I can’t let go of that wonderful image from the prophetic tradition of Israel that describes all those people streaming up the mountain….too many to count….too intermingled to divide….and altogether too wondrous to credit to anyone other than God.

 

I know there are as many different ideas of the journey’s end as there are people in this room. And as to whether your particular concept of “going home” includes some kind of post-arrival accounting, I do not know. But in the event that I am met by my Maker, Master, Mediator or High Priest and asked to account for my ministry, I expect my interrogator will begin by noting the toiling I have done in my little corner of the vineyard….row 1589 to be specific….row 1589 (the Methodist row at the corner of Maple and Pleasant). But if there is a question of accountability to follow, I do not expect to be asked how it went with row 1589. Rather, I expect to be asked: “So Bill, how did the vineyard do?” 

Oh, I can hear it now. Some will say….perhaps even some of you will say: 

But there are those who don’t see it as we see it….don’t say it as we say it…. don’t sing it as we sing it….don’t even believe it as we believe it. Bill, the world is ripe with idolatry. And the church…the church of Jesus Christ….maybe even this church….is ripe with heresy. 

To which John Chrysostom….St. John Chrysostom….his bones now resting comfortably on yellow velvet among the Orthodox in Istanbul….said (nearly 1700 years ago): 

To tear the church apart does greater damage than heresy. 

* * * * * 

Ah, but we need a story about a baby to go out on. Fortunately, my friend Fred has one. 

When I was growing up on the farm in western Tennessee, our closest neighbor was a black family named Graves, John and Jeanetta Graves, just wonderful, wonderful people. She was the happiest, most loving person I knew. When she laughed, it was as though her laughter came from her whole body.
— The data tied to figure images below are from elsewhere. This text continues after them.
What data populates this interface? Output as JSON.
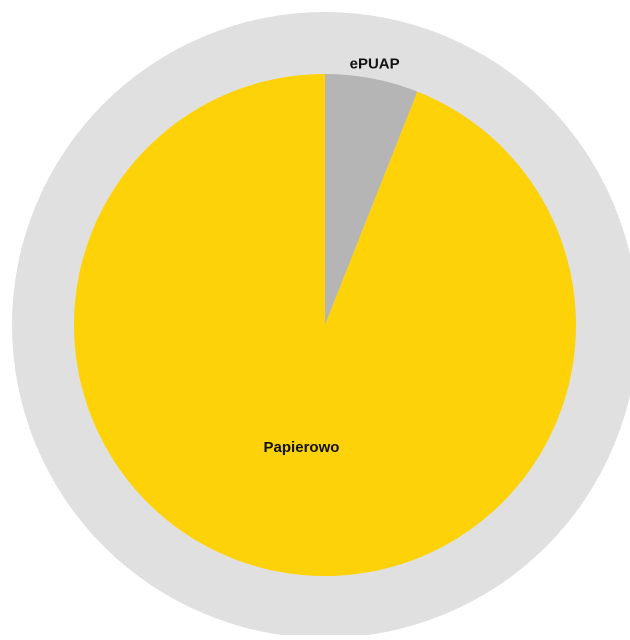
{
  "chart_data": {
    "type": "pie",
    "title": "",
    "slices": [
      {
        "label": "ePUAP",
        "value": 6,
        "color": "#b5b5b5"
      },
      {
        "label": "Papierowo",
        "value": 94,
        "color": "#fdd208"
      }
    ],
    "ring_color": "#e0e0e0",
    "legend": "none"
  }
}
And she had long arms so as to be able to embrace everybody.

 

She became pregnant, had a son, and was pleased to say to the world: “This is going to be a child of reconciliation.” Because in rural west Tennessee, in those days there was still some racial prejudice. Along with Civil War talk. So she said: “My boy is going to be a child of reconciliation.” And she named him Lee Grant. Can you imagine that? 

My mother said: “That was a mistake, Jeanetta. Nobody’s going to like him now.” 

Jeanetta said: “Oh no, no, he’s going to be the end of all this hostility and hatred. He’s going to be a child of reconciliation.”

 

When he went to town once, he let me go along. And I have never witnessed one person suffering the verbal abuse that he suffered from people who didn’t even know him. He was a very gracious, good man. But his name was Lee Grant. And Jeanetta, his mother, said to me: “Fred, I don’t think you ought to go to town with Lee Grant anymore. You might be hurt.” 

Which was sound advice. But wrong. Oh, so very wrong.  

 

 

Note: The news story about the return of the bones by John Paul II first appeared in the Detroit papers in early December. The actual date of the press release was November 27, 2004. Since that time, numerous wire stories and magazines have covered the transfer. I could have quoted from any of them, but I thought a Turkish news source might be more interesting. 

The story about Lee Grant is a part of Fred Craddock’s wonderful collection. 

Early in the sermon, I held aloft a pair of antiquities from my collection, obtained on numerous trips to the Middle East. Unfortunately, it is now getting harder and harder to remove antiquities (at any price) from Israel.